Expanding London City Airport
Nearly 9,500 people are killed every year by air pollution in London. Let me repeat that: more than one in a thousand Londoners die each year because of the city's grotesque invisible smog. That's before we look at everyone else who endures a regular hacking cough, asthmatic wheezing, or long-term heart disease because of the filthy soup which Londoners seem to have come to believe represents actual air, and which ensures those of us who come from somewhere civilised leave the capital as fast as we possibly can.
The government's decision to expand London City Airport, rather than doing the only sensible thing and shutting the filthy place down, is utterly absurd; ensuring more toxic particles floating from jet engines and into unsuspecting baby's lungs. And, of course, aviation is a disaster for the climate too.
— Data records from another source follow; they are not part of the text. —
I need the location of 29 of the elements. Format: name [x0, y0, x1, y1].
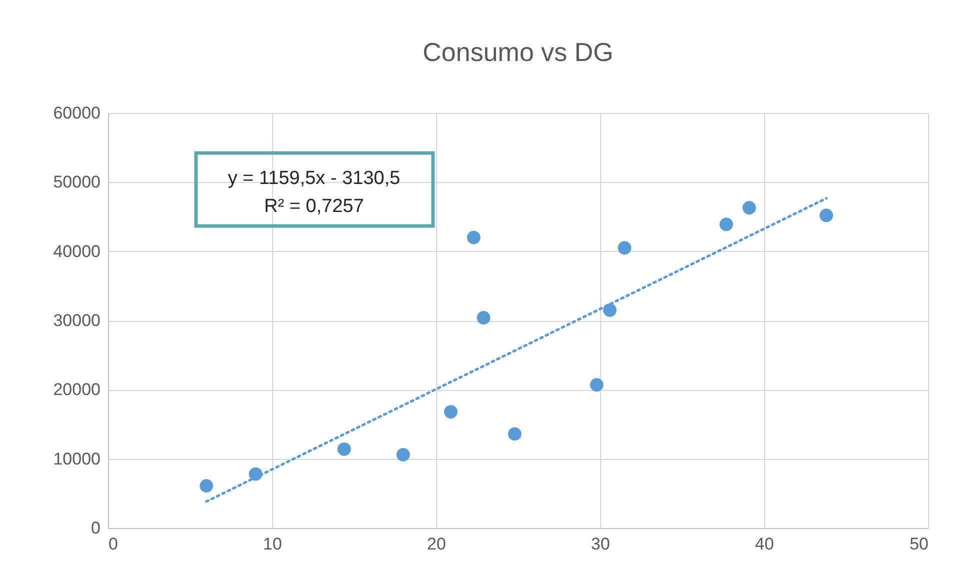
point: [618, 241, 632, 255]
x-tick-label: 0: [108, 534, 118, 554]
point: [337, 442, 351, 456]
y-tick-label: 0: [91, 518, 100, 538]
y-tick-label: 20000: [53, 380, 100, 400]
y-tick-label: 50000: [53, 172, 100, 192]
point: [720, 218, 733, 232]
annotation: y = 1159,5x - 3130,5: [228, 168, 400, 189]
point: [590, 378, 604, 392]
point: [476, 311, 490, 324]
point: [820, 208, 834, 222]
x-tick-label: 20: [427, 534, 446, 554]
annotation: R² = 0,7257: [264, 196, 364, 217]
chart-title: Consumo vs DG: [422, 37, 614, 67]
point: [396, 448, 410, 462]
y-tick-label: 60000: [53, 104, 100, 122]
x-tick-label: 30: [591, 534, 610, 554]
point: [603, 303, 617, 317]
point: [508, 427, 522, 441]
x-tick-label: 40: [755, 534, 774, 554]
point: [444, 405, 458, 418]
y-tick-label: 30000: [53, 311, 100, 330]
x-tick-label: 50: [910, 534, 928, 554]
y-tick-label: 40000: [53, 242, 100, 261]
x-tick-label: 10: [263, 534, 282, 554]
point: [467, 230, 480, 244]
point: [742, 201, 756, 214]
point: [200, 479, 214, 493]
y-tick-label: 10000: [53, 449, 100, 468]
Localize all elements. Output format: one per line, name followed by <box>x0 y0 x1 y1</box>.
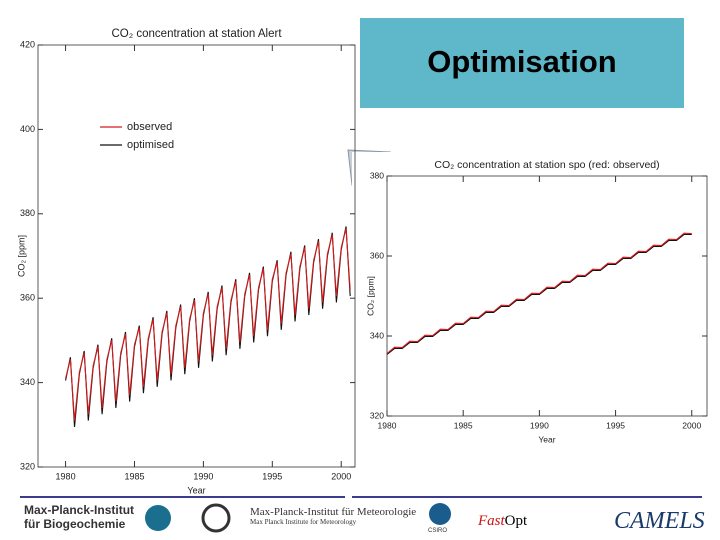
y-tick-label: 360 <box>20 293 35 303</box>
x-axis-label: Year <box>538 434 555 444</box>
opt: Opt <box>504 513 528 529</box>
y-axis-label: CO₂ [ppm] <box>365 276 375 316</box>
y-tick-label: 380 <box>20 208 35 218</box>
y-tick-label: 360 <box>370 250 384 260</box>
mpi-met-line: Max Planck Institute for Meteorology <box>250 518 357 526</box>
y-axis-label: CO₂ [ppm] <box>16 235 26 277</box>
fastopt: FastOpt <box>478 513 527 530</box>
legend-label: observed <box>127 121 172 133</box>
y-tick-label: 400 <box>20 124 35 134</box>
mpi-bgc-line: Max-Planck-Institut <box>24 503 135 517</box>
x-tick-label: 1995 <box>262 471 282 481</box>
x-tick-label: 1980 <box>378 420 397 430</box>
x-tick-label: 2000 <box>682 420 701 430</box>
plot-frame <box>386 175 708 417</box>
plot-frame <box>37 44 356 468</box>
fast: Fast <box>478 513 505 529</box>
mpi-bgc: Max-Planck-Institut für Biogeochemie <box>24 503 134 531</box>
x-tick-label: 1985 <box>124 471 144 481</box>
camels: CAMELS <box>614 508 705 534</box>
inset-panel <box>352 152 712 452</box>
y-tick-label: 340 <box>370 330 384 340</box>
legend-label: optimised <box>127 139 174 151</box>
series-line <box>386 232 692 355</box>
series-line <box>65 228 351 421</box>
mpi-bgc-line: für Biogeochemie <box>24 517 126 531</box>
mpi-met-line: Max-Planck-Institut für Meteorologie <box>250 506 417 518</box>
banner-box <box>360 18 684 108</box>
y-tick-label: 380 <box>370 170 384 180</box>
y-tick-label: 320 <box>370 410 384 420</box>
x-tick-label: 1980 <box>56 471 76 481</box>
mpi-met: Max-Planck-Institut für Meteorologie Max… <box>250 506 416 526</box>
x-axis-label: Year <box>187 485 205 495</box>
logo <box>429 503 451 525</box>
chart-title: CO₂ concentration at station Alert <box>111 28 282 40</box>
banner-title: Optimisation <box>427 44 616 79</box>
chart-title: CO₂ concentration at station spo (red: o… <box>434 159 659 171</box>
y-tick-label: 420 <box>20 39 35 49</box>
x-tick-label: 1985 <box>454 420 473 430</box>
logo <box>201 503 231 533</box>
logo <box>145 505 171 531</box>
x-tick-label: 1990 <box>193 471 213 481</box>
y-tick-label: 340 <box>20 377 35 387</box>
x-tick-label: 2000 <box>331 471 351 481</box>
series-line <box>65 226 351 427</box>
x-tick-label: 1995 <box>606 420 625 430</box>
y-tick-label: 320 <box>20 461 35 471</box>
x-tick-label: 1990 <box>530 420 549 430</box>
csiro: CSIRO <box>428 528 448 534</box>
series-line <box>386 233 692 355</box>
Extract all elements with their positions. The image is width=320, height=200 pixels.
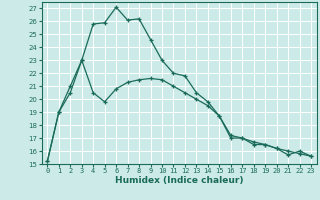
X-axis label: Humidex (Indice chaleur): Humidex (Indice chaleur) [115, 176, 244, 185]
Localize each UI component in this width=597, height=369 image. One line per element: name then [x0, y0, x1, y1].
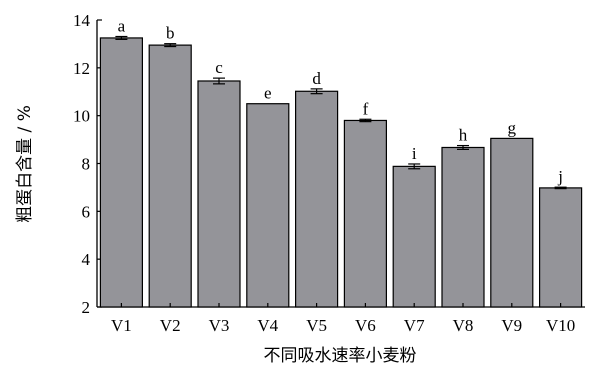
- y-tick-label: 4: [82, 250, 91, 269]
- y-tick-label: 14: [73, 11, 91, 30]
- bar-V10: [538, 187, 583, 308]
- bar-V3: [197, 80, 241, 308]
- y-tick-label: 8: [82, 155, 91, 174]
- y-tick-label: 10: [73, 107, 90, 126]
- significance-letter-V9: g: [508, 118, 517, 137]
- x-axis-title: 不同吸水速率小麦粉: [264, 346, 417, 366]
- significance-letter-V1: a: [118, 17, 126, 36]
- significance-letter-V8: h: [459, 126, 468, 145]
- y-tick-label: 6: [82, 202, 91, 221]
- significance-letter-V10: j: [557, 167, 563, 186]
- x-tick-label-V6: V6: [355, 316, 376, 335]
- significance-letter-V2: b: [166, 24, 175, 43]
- x-tick-label-V10: V10: [546, 316, 575, 335]
- x-tick-label-V7: V7: [404, 316, 425, 335]
- bar-V6: [343, 119, 387, 308]
- bar-V7: [392, 165, 436, 308]
- y-axis-title: 粗蛋白含量 / %: [15, 105, 35, 223]
- significance-letter-V3: c: [215, 58, 223, 77]
- x-tick-label-V1: V1: [111, 316, 132, 335]
- significance-letter-V5: d: [312, 69, 321, 88]
- x-tick-label-V8: V8: [453, 316, 474, 335]
- y-tick-label: 2: [82, 298, 91, 317]
- bar-V8: [441, 146, 485, 308]
- bar-V1: [99, 37, 144, 308]
- significance-letter-V4: e: [264, 84, 272, 103]
- x-tick-label-V2: V2: [160, 316, 181, 335]
- bar-V4: [246, 103, 290, 308]
- plot-area: 2 4 6 8 10 12 14 a V1 b V2 c V3 e V4 d V5 f V6 i V7 h V8 g V9 j V1…: [73, 11, 585, 335]
- bar-V2: [148, 44, 192, 308]
- x-tick-label-V4: V4: [257, 316, 278, 335]
- significance-letter-V7: i: [412, 144, 417, 163]
- significance-letter-V6: f: [363, 99, 369, 118]
- bar-V9: [490, 137, 534, 308]
- bar-V5: [295, 90, 339, 308]
- y-tick-label: 12: [73, 59, 90, 78]
- x-tick-label-V9: V9: [501, 316, 522, 335]
- x-tick-label-V3: V3: [209, 316, 230, 335]
- x-tick-label-V5: V5: [306, 316, 327, 335]
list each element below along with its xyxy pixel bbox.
Issuing New Badger Cull Licenses
Things aren't great for badgers right now. At the end of August, the government announced that it was trebling the scale of its cull of the black and white mustelids. The mass shooting of the animals began in 2013 in a vein attempt to tackle a wave of bovine TB which has everything to do with intensive farming practices, and nothing to do with badgers.
As a result of the expansion of the policy, 10,000 of these intelligent, sociable animals will be killed in the UK by November: more than one in 50 in a matter of months. As professor Rosie Woodroffe of London's Zoological Society said to the Guardian: "This is a huge disappointment for evidence based policy making... the government has failed to produce any evidence that farmer led culling is helping to control cattle TB". It's almost like the government is in the habit of blaming vulnerable bystanders for the impacts of deregulated industrial capitalism...
Approving Hinkley Point Nuclear Power Station
One of Theresa May's first decisions as prime minister was to approve Hinkley Point nuclear power station. Opinions among environmentalists varied. On the one hand, the pro-nuclear eco activists George Monbiot, Mark Lynas and Chris Goodall argued that this particular proposal is so disastrous, it must be scrapped. On the other hand, long term anti-nuclear campaigners like John Sauven at Greenpeace has argued: "Hinkley will produce yet more nuclear waste to add to our huge, hazardous and homeless stockpile, and so the legacy of Osborne could haunt us for many hundreds of thousands of years."
In reality, it's pretty likely that will never happen: the only two attempts to build power stations along the Hinkley design, in Normandy and Finland, have been total failures. So at best, it's likely to be an enormous waste of money and energy policy distraction just when we need vast investment in decarbonising. At worst, it's going to leave your great (x 1044) grandchildren trying to interpret the weird signs in some ancientt runes saying "RADIOACTIVE, KEEP OUT".
Closing the Department for Energy and Climate Change
Another thing Theresa May did when she first took over was abolish the government department that look after energy and climate change. Within hours, she had been chastised by the Elders: the group of global elder statesmen and women founded by Nelson Mandela, and now chaired by Kofi Annan. The group includes Desmond Tutu, Mary Robinson and Jimmy Carter. Because without a climate change seat at the cabinet table, it's easy to see how a habitable climate so often seems to be a side issue for this government.
Putting Andrea Leadsom in Charge Just as We Look at Which EU Laws to Keep
The EU is responsible for pretty much all of our environmental regulations. Perhaps most importantly, it's also responsible for the key thing which defines how around 70 percent of the land in the country is used: the Common Agricultural Policy. May's Great Repeal Bill will start off by bringing these into UK law. But what will happen to them from there? We don't yet know. But we do know the minister she's appointed to oversee this vast area of repatriated policy is Andrea Leadsom, whose only prior interest in a job which involves ensuring our food, air and water aren't poisoned and our wildlife isn't wiped out seems to be an expressed desire to get rid of what she calls "red tape".